The Beginning of Victory Culture

Franklin D. Roosevelt Delivers Speech

On December 7, 1941, in a surprise, “unprovoked and dastardly attack” the Japanese bombed Hawaiian military base Pearl Harbor. The Japanese destroyed 188 U.S. aircraft, and 2,403 Americans were killed and 1,178 were wounded. On December 8, President Franklin D. Roosevelt gave an empowering yet somber speech. Beyond the famous line that Pearl Harbor was “a date which will live in infamy,” Roosevelt provoked ideas of patriotism, nationalism and remembering America's past to project America's future. He offered the American people one promise in the face of “this premeditated invasion.” He offered that “[Americans] will win through to absolute victory,” and to “inevitable triumph.” This spirit of triumph that Roosevelt conjured was continued by the media and popular culture.

 Sheet Music for Remember Pearl Harbor

Popular Big Band musician Sammy Kaye wrote the song “Let’s Remember Pearl Harbor” urged his audience to:

Let’s Remember Pearl Harbor

As we did the Alamo.

We will always remember how they died for Liberty.

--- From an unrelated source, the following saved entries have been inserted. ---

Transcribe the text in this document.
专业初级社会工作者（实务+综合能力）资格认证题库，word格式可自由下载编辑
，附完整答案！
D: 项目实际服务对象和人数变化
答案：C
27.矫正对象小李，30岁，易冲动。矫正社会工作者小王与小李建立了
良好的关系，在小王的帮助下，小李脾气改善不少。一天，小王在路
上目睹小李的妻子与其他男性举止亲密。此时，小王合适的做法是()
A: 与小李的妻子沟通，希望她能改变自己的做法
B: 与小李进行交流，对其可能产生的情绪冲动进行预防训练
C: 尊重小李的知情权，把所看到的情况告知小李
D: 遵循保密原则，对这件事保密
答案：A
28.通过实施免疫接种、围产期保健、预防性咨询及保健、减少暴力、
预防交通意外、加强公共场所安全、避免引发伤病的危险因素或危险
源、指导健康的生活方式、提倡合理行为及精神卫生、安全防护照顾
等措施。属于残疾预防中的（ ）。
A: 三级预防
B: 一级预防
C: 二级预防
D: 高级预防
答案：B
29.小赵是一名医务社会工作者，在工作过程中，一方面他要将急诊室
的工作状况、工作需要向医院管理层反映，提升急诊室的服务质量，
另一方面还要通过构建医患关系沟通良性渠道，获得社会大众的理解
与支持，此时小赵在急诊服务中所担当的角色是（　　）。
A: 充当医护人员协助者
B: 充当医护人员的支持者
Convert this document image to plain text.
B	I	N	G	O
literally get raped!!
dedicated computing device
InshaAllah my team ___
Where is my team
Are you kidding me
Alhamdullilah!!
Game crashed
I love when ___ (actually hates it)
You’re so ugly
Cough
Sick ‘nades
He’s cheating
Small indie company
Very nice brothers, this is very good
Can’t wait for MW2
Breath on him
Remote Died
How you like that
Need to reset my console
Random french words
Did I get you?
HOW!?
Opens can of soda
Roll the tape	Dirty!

Let’s Remember Pearl Harbor 

And go on to victory


Paralleling the Alamo with the attack on Pearl Harbor, Kaye was able tie the present to America’s exceptional, unique frontier past. Articles from magazines like Life also used the slogan “Remember Pearl Harbor” as a battle cry. Victory was non-negotiable in American culture; triumphalism barreled throughout pop culture and especially the Western genre. Everyone from the President to musicians were invoking the romanticized, mythical West, for most Americans the surprise attack on Pearl Harbor was no different then dastardly Indians attacking a stagecoach.

These Colors Won't Run. Remember Pearl Harbor

Victory culture, as it has come to be known, is the idea that it is the birthright of Americans to triumph over an inferior enemy. Mid twentieth century popular American history presented a sweeping epic, in which Americans were continuously the underdog fighting for liberty and spreading freedom from sea to shining sea and wars were fought for the betterment of mankind. In journalist Tom Engelhardt’s The End of Victory Culture, he states “The American war story was especially effective as a builder of national consciousness because it seemed so natural, so innocent, so nearly childlike and was so little contradicted by the realities of invasion or deflected attention from the racial horror story most central to the country’s development.” Victory culture embedded itself in the foundation of American nation-building in the post World War II era, and became the basis for American identity and nationalism. In the World War II era, Americans seen their projected triumph over the Japanese and Germans in pop culture, and instead of Americans fighting the Axis, they were fighting (and defeating) Indians. Victory culture is most evident in the 1950s Western film, television and comic book genre, where the aspect of victory culture that illuminated the “us” versus “them” narrative developed. Native Americans were further transformed into the faceless villains or the pronoun inept sidekicks and became part of the larger pop culture machine that was craving for American exceptionalism and triumphalism. By examining Western genre mediums in which victory culture is evident, victory culture, while the essence of American identity, was a problematic at best.